The bombing, believed to be by a group called the New IRA, raised fears that the Troubles – as the conflict over whether Northern Ireland should form part of Britain or Ireland is known – are not completely over. But it also exacerbated the political chaos in London by crudely demonstrating the risks of the so-called “backstop” – the issue that has proved to be the great stumbling block to a final deal on Brexit.
Memories of the Troubles, which left about 3700 people dead between 1968 and the signing of a peace accord in 1998, are the reason Britain and the European Union are so determined to avoid the resurrection of a hard border between Ireland and Northern Ireland.
The problem, which so few people seem to have considered in the heady rush to somehow reclaim British national pride by making it smaller and more isolated, is that Ireland is part of the EU and the Brexit referendum was effectively a vote to restore a border.

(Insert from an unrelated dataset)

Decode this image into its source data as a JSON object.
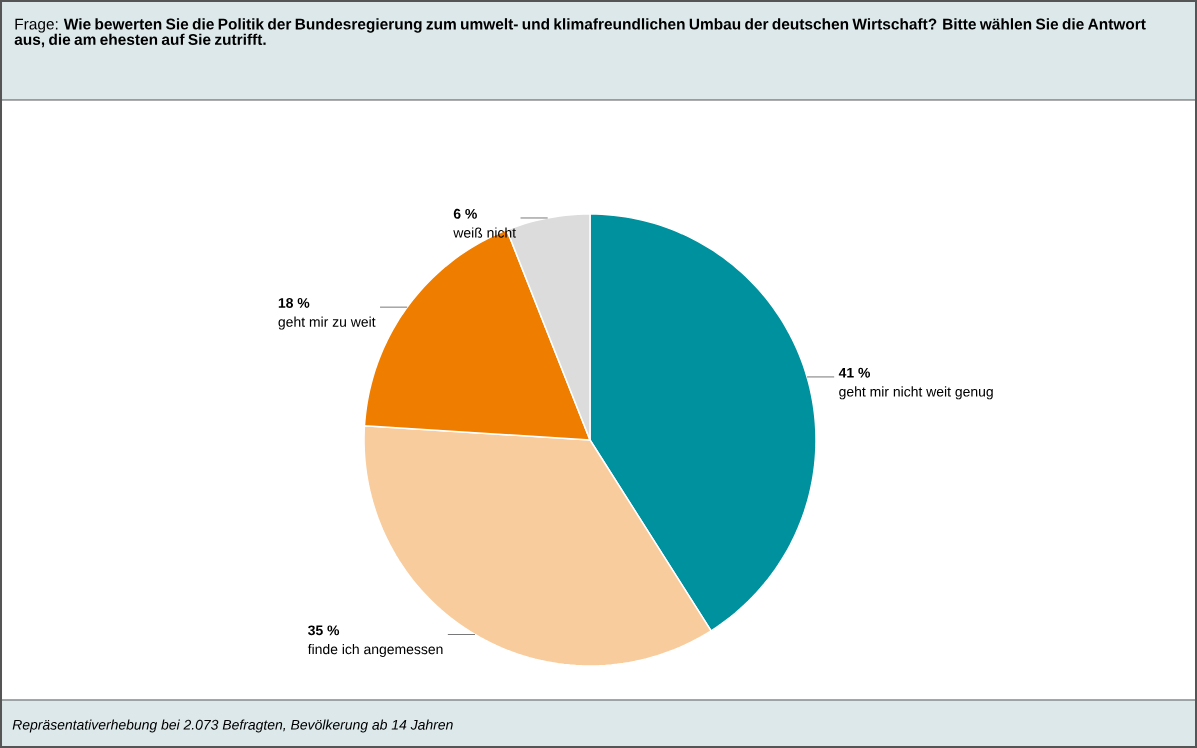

The dilemma prompted Theresa May to propose keeping Britain in a customs union with the EU until a compromise could be found. But most MPs, and the public, hated this proposal. May is now desperately trying to save her job and Brexit and has promised to find a new Irish compromise. The pizza van bombing was a worrying reminder of the fragility of Ireland’s peace and of how intricate political deals are often at the mercy of destructive extremists, and of how the finer points of the backstop impasse are tearing Britain apart.